Active Triangulation Measurements
In this approach, light generated by a source at one position is used to illuminate an object, and the illumination of the object is observed by a sensor or camera from another position. If the orientation and position of the source and sensor are known, a simple triangulation algorithm can be employed to locate the point in space where the source light strikes the object. When using a single, collimated laser as the source, the laser beam must be scanned across the object space, and the sensor must be synchronized with the scanning such that each frame captured by the sensor contains but a single point in the scanning process. This approach to making the measurements is limited to one data point per frame, and thus is relatively slow in capturing data.
A more efficient approach is to project a pattern or series of patterns of light, such as a grid or a line, onto the object rather than a single point. By doing so, the sensor can capture data on many points simultaneously, and thus the number of points per frame that can be computed and added to the model increases significantly. Common patterns are lines, wire grids (vertical and horizontal lines), black and white stripes, phase-shifted gray-scale sinusoidal patterns, and a static structured pattern of pseudo random dots of different diameter (used by Kinect). Producing the more complex patterns requires either a very fast mechanical scanner to direct the laser beam over the surface or a projector that can produce the entire image at once without the need for scanning. The more complex systems utilize graphics processing units (GPUs) to take advantage of the highly parallel nature of the algorithm used to reconstruct the image from many simultaneously performed measurements.

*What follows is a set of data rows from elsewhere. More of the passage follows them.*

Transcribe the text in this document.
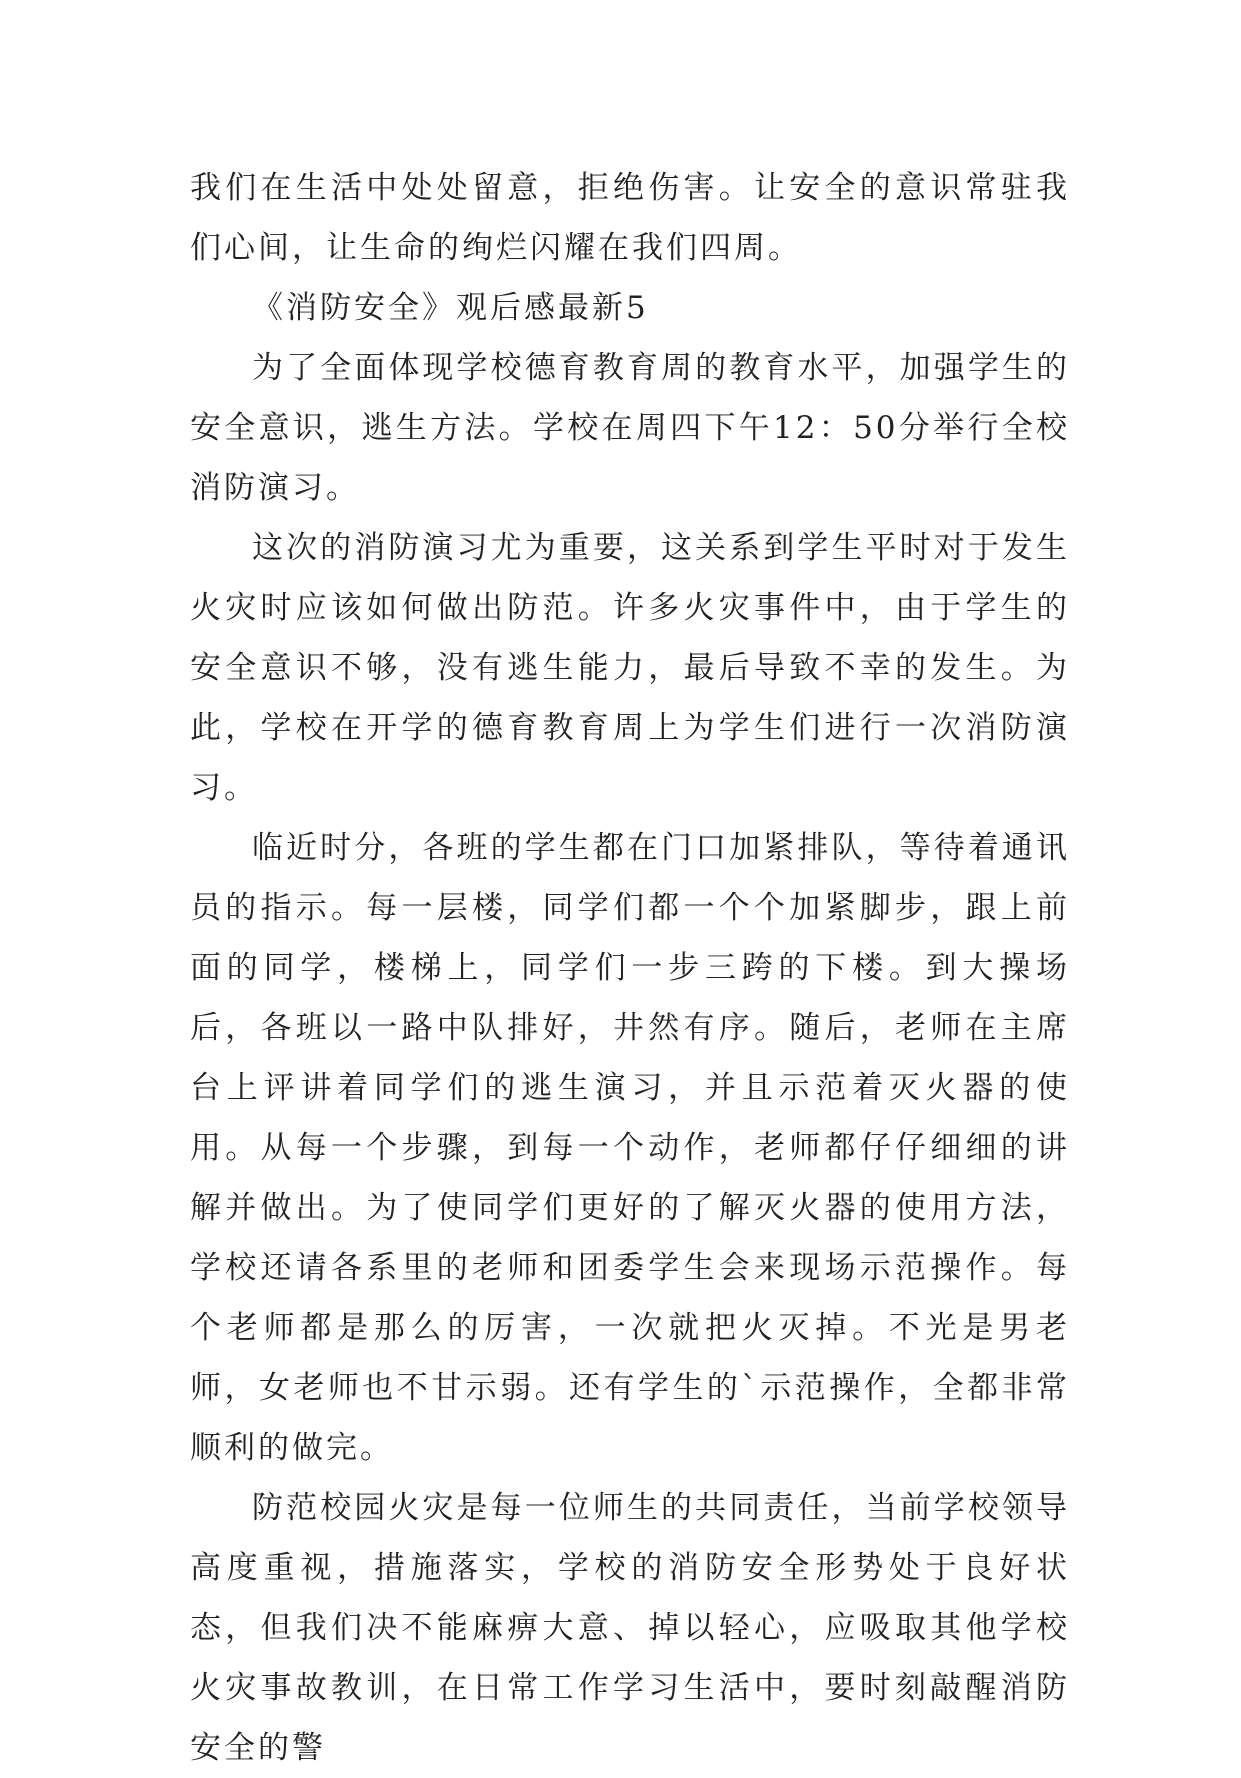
我们在生活中处处留意，拒绝伤害。让安全的意识常驻我们心间，让生命的绚烂闪耀在我们四周。

《消防安全》观后感最新5

为了全面体现学校德育教育周的教育水平，加强学生的安全意识，逃生方法。学校在周四下午12：50分举行全校消防演习。

这次的消防演习尤为重要，这关系到学生平时对于发生火灾时应该如何做出防范。许多火灾事件中，由于学生的安全意识不够，没有逃生能力，最后导致不幸的发生。为此，学校在开学的德育教育周上为学生们进行一次消防演习。

临近时分，各班的学生都在门口加紧排队，等待着通讯员的指示。每一层楼，同学们都一个个加紧脚步，跟上前面的同学，楼梯上，同学们一步三跨的下楼。到大操场后，各班以一路中队排好，井然有序。随后，老师在主席台上评讲着同学们的逃生演习，并且示范着灭火器的使用。从每一个步骤，到每一个动作，老师都仔仔细细的讲解并做出。为了使同学们更好的了解灭火器的使用方法，学校还请各系里的老师和团委学生会来现场示范操作。每个老师都是那么的厉害，一次就把火灭掉。不光是男老师，女老师也不甘示弱。还有学生的`示范操作，全都非常顺利的做完。

防范校园火灾是每一位师生的共同责任，当前学校领导高度重视，措施落实，学校的消防安全形势处于良好状态，但我们决不能麻痹大意、掉以轻心，应吸取其他学校火灾事故教训，在日常工作学习生活中，要时刻敲醒消防安全的警
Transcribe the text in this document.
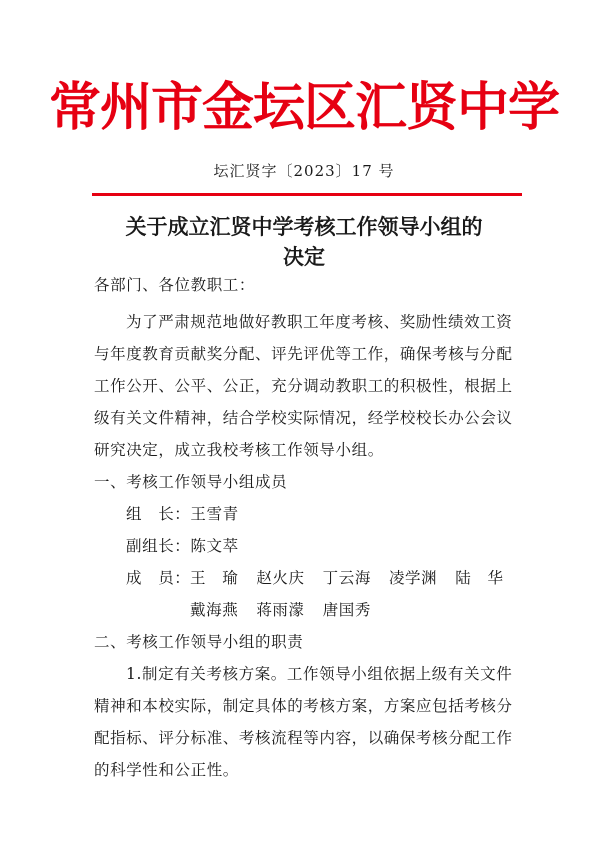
常州市金坛区汇贤中学
坛汇贤字〔2023〕17 号
关于成立汇贤中学考核工作领导小组的
决定
各部门、各位教职工：
为了严肃规范地做好教职工年度考核、奖励性绩效工资
与年度教育贡献奖分配、评先评优等工作，确保考核与分配
工作公开、公平、公正，充分调动教职工的积极性，根据上
级有关文件精神，结合学校实际情况，经学校校长办公会议
研究决定，成立我校考核工作领导小组。
一、考核工作领导小组成员
组　长：王雪青
副组长：陈文萃
成　员： 王　瑜 赵火庆 丁云海 凌学渊 陆　华
戴海燕 蒋雨濛 唐国秀
二、考核工作领导小组的职责
1.制定有关考核方案。工作领导小组依据上级有关文件
精神和本校实际，制定具体的考核方案，方案应包括考核分
配指标、评分标准、考核流程等内容，以确保考核分配工作
的科学性和公正性。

There are several advantages to the active triangulation method. Given the relatively simple and highly parallel algorithms, the method is quite fact and often very accurate if the positions of the sensor and the source, along with the source power, are properly chosen. Acquisition rates of up to 10 million points per second at resolutions as low as 50 μm have been obtained. In addition, the method has the potential to be implemented with relatively low-cost, robust components. Low cost, mobile scanning systems for use in a wide range of applications are thus possible.
There remain some challenges with the active triangulation approach. First, the depth of field is strongly limited to distances of only a few meters, with the limit imposed by the resolution of the sensor (such as pixel dimensions in a CCD camera), the resolution of the source in terms of the number of angles and/or pattern sizes that can be generated, and the emitted power. The result is that high resolution models can only be produced at short distances, with the resolution decreasing with increasing distance, and that very large objects generally cannot be digitized. In addition, the color of the object, along with contributions from the ambient illumination, can interfere with the measurement. For example, using a red source to measure a red object reduces the contrast between the light and the background making it more difficult to accurately observe and locate the point with the sensor.